Problemi tecnici e burocratici. La spedizione, organizzata dalla Royal Geographical Society e dall’Alpine Club britannico aveva richiesto mesi di preparazione tecnica, ma non solo: fondamentale, infatti, fu l’opera diplomatica britannica culminata nel dicembre del 1920 con il permesso di attraversare il territorio del Tibet, concesso dal Dalai Lama.
DIETROFRONT. Una volta superati i 5.000 metri Alexander Kellas si accasciò e morì, probabilmente per un attacco cardiaco. Era il 6 giugno 1921, venne sepolto con una semplice cerimonia e la spedizione proseguì. George Mallory e il compagno Guy Bullock riuscirono, dopo diversi tentativi, a raggiungere i 7.000 metri del Colle Nord, ma furono costretti a tornare sui loro passi per il vento e le temperature proibitive. Ci furono altri due tentativi: nel 1922 e nel 1924.

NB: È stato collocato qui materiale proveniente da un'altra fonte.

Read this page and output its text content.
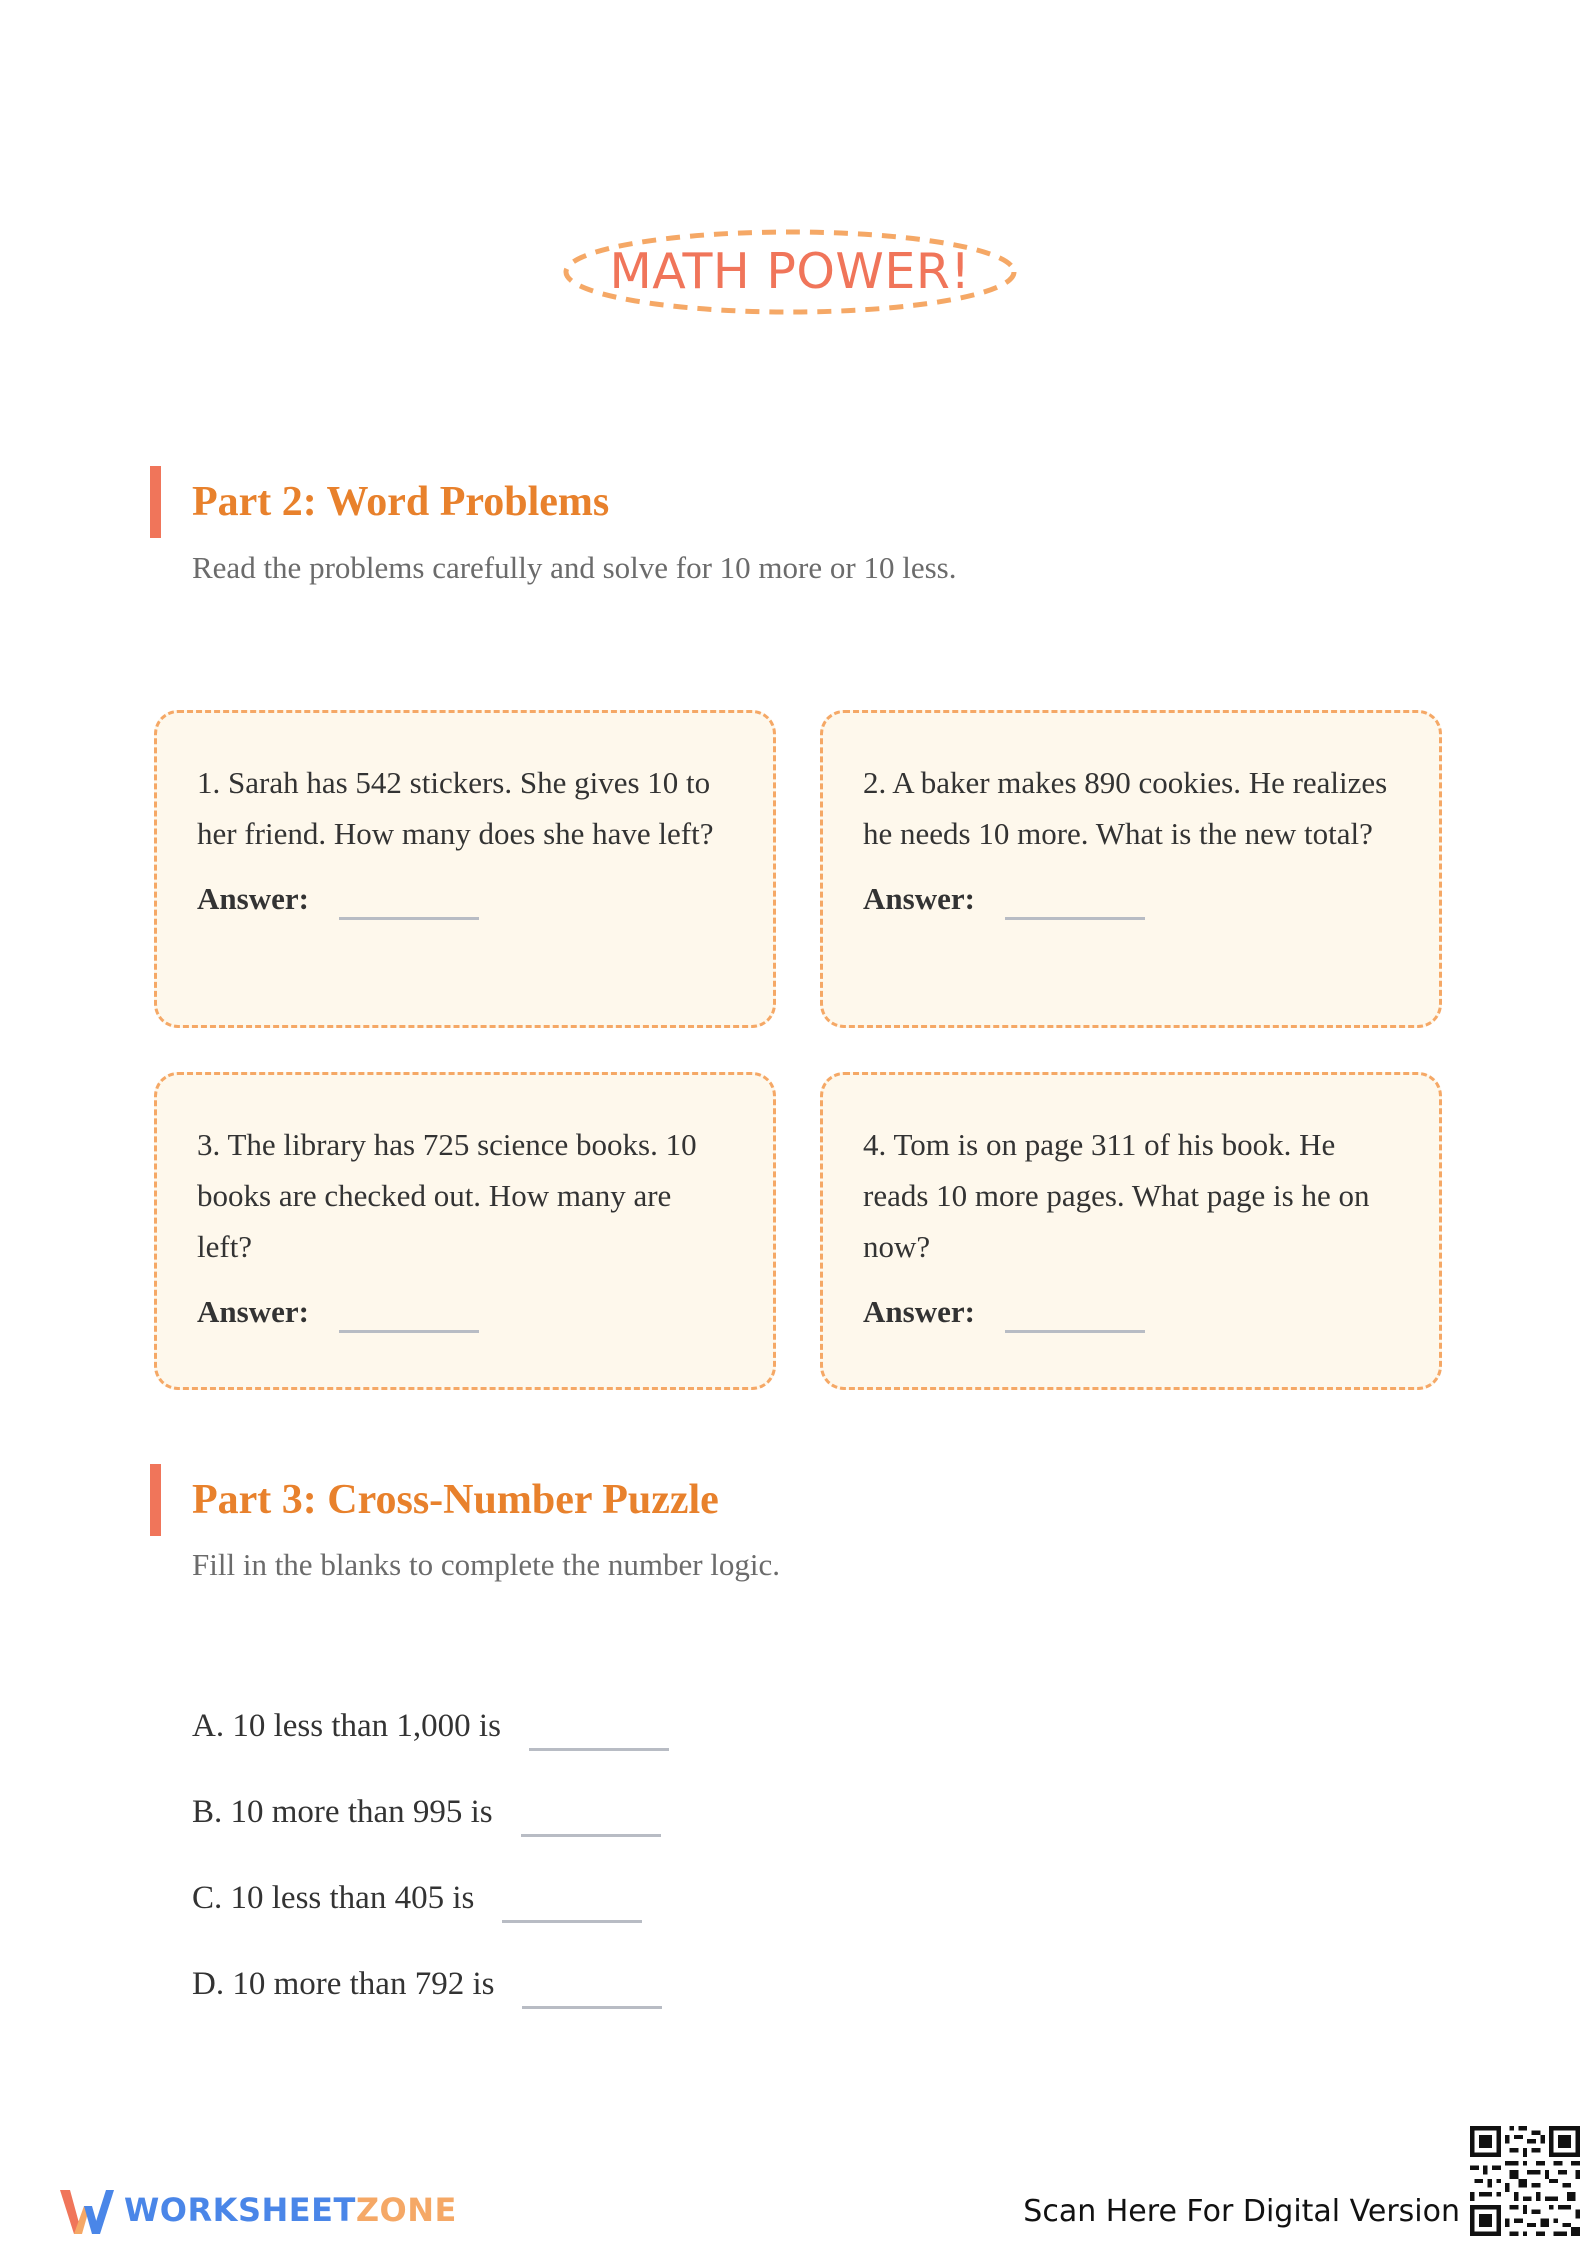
MATH POWER!
Part 2: Word Problems
Read the problems carefully and solve for 10 more or 10 less.

1. Sarah has 542 stickers. She gives 10 to her friend. How many does she have left?

Answer:

2. A baker makes 890 cookies. He realizes he needs 10 more. What is the new total?

Answer:

3. The library has 725 science books. 10 books are checked out. How many are left?

Answer:

4. Tom is on page 311 of his book. He reads 10 more pages. What page is he on now?

Answer:
Part 3: Cross-Number Puzzle
Fill in the blanks to complete the number logic.
A. 10 less than 1,000 is
B. 10 more than 995 is
C. 10 less than 405 is
D. 10 more than 792 is
WORKSHEETZONE	Scan Here For Digital Version
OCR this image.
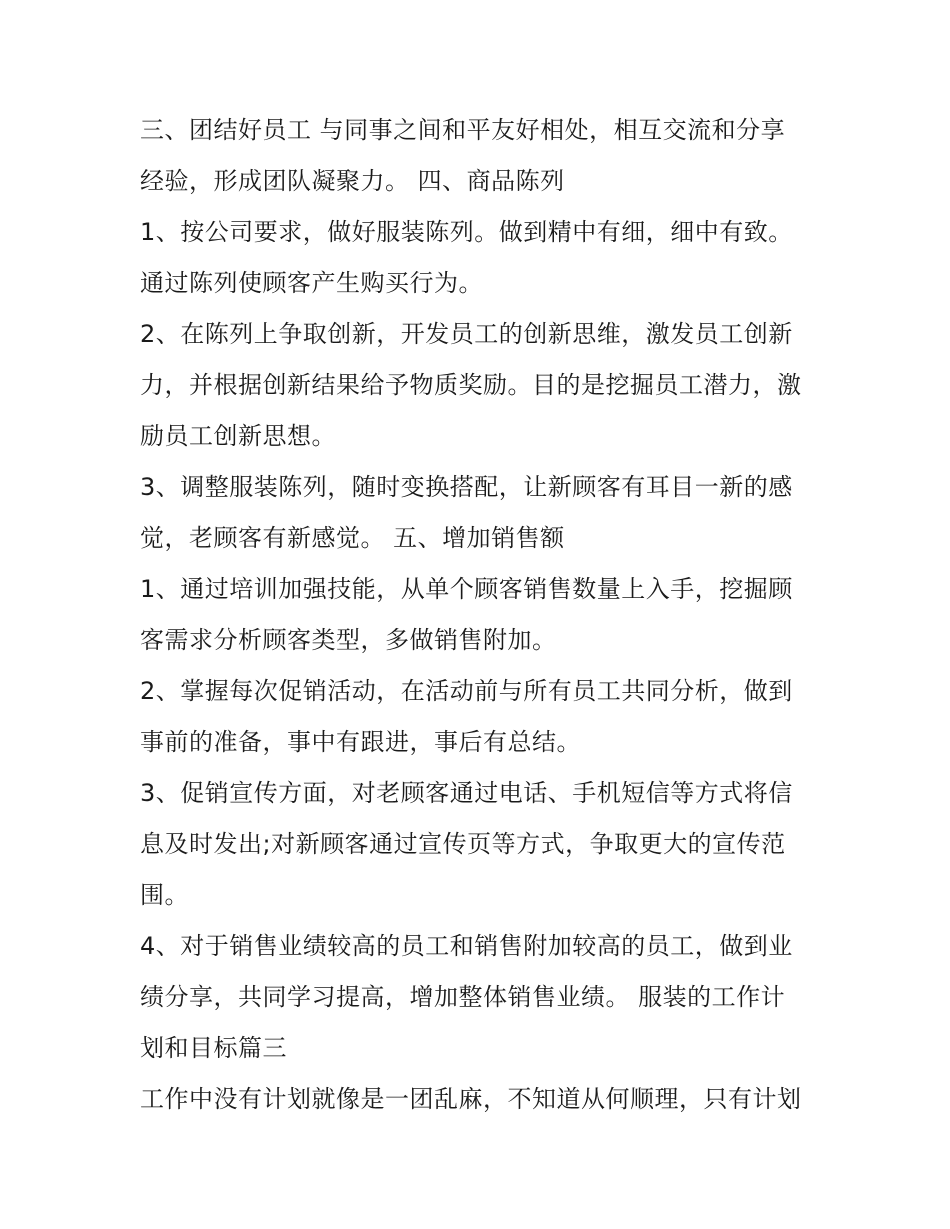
三、团结好员工 与同事之间和平友好相处，相互交流和分享
经验，形成团队凝聚力。 四、商品陈列

1、按公司要求，做好服装陈列。做到精中有细，细中有致。
通过陈列使顾客产生购买行为。

2、在陈列上争取创新，开发员工的创新思维，激发员工创新
力，并根据创新结果给予物质奖励。目的是挖掘员工潜力，激
励员工创新思想。

3、调整服装陈列，随时变换搭配，让新顾客有耳目一新的感
觉，老顾客有新感觉。 五、增加销售额

1、通过培训加强技能，从单个顾客销售数量上入手，挖掘顾
客需求分析顾客类型，多做销售附加。

2、掌握每次促销活动，在活动前与所有员工共同分析，做到
事前的准备，事中有跟进，事后有总结。

3、促销宣传方面，对老顾客通过电话、手机短信等方式将信
息及时发出;对新顾客通过宣传页等方式，争取更大的宣传范
围。

4、对于销售业绩较高的员工和销售附加较高的员工，做到业
绩分享，共同学习提高，增加整体销售业绩。 服装的工作计
划和目标篇三

工作中没有计划就像是一团乱麻，不知道从何顺理，只有计划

L’ultima chance. George Mallory (l’unico a essere sempre presente durante le spedizioni: nel ’21, nel ’22 e nel ’24) e Andrew Irvine: furono avvistati per l’ultima volta l’8 giugno 1924 alle 12:50, dopo aver lasciato il campo base a quota 8.170 metri, prima di far perdere per sempre le proprie tracce, avvolti da una bufera di neve e dal mistero.
Corrispondenza preziosa. Oggi, per sapere qualcosa in più del celebre alpinista, si possono leggere le sue le lettere online grazie all’archivio digitale reso disponibile dal Magdalene College dell’Università di Cambridge, dove Mallory si laureò in Storia.
Il carteggio più significativo è quello scambiato con la moglie Ruth, in cui documenta le sue principali imprese di ricognizione, quando ancora non si sapeva nemmeno se fosse possibile instaurare un campo base sull’Everest, tra queste, figura la sua ultima lettera, in cui confessa alla moglie che le possibilità di successo per la scalata sono una su cinquanta. La lettera più drammatica, invece, è quella in cui racconta la seconda spedizione (1922), in cui persero la vita otto sherpa dell’Himalaya, letteralmente il “popolo dell’Est” (shar significa “est” e pa “popolo”), travolti da una valanga, disastro per cui Mallory si sentì in colpa fino alla fine dei suoi giorni.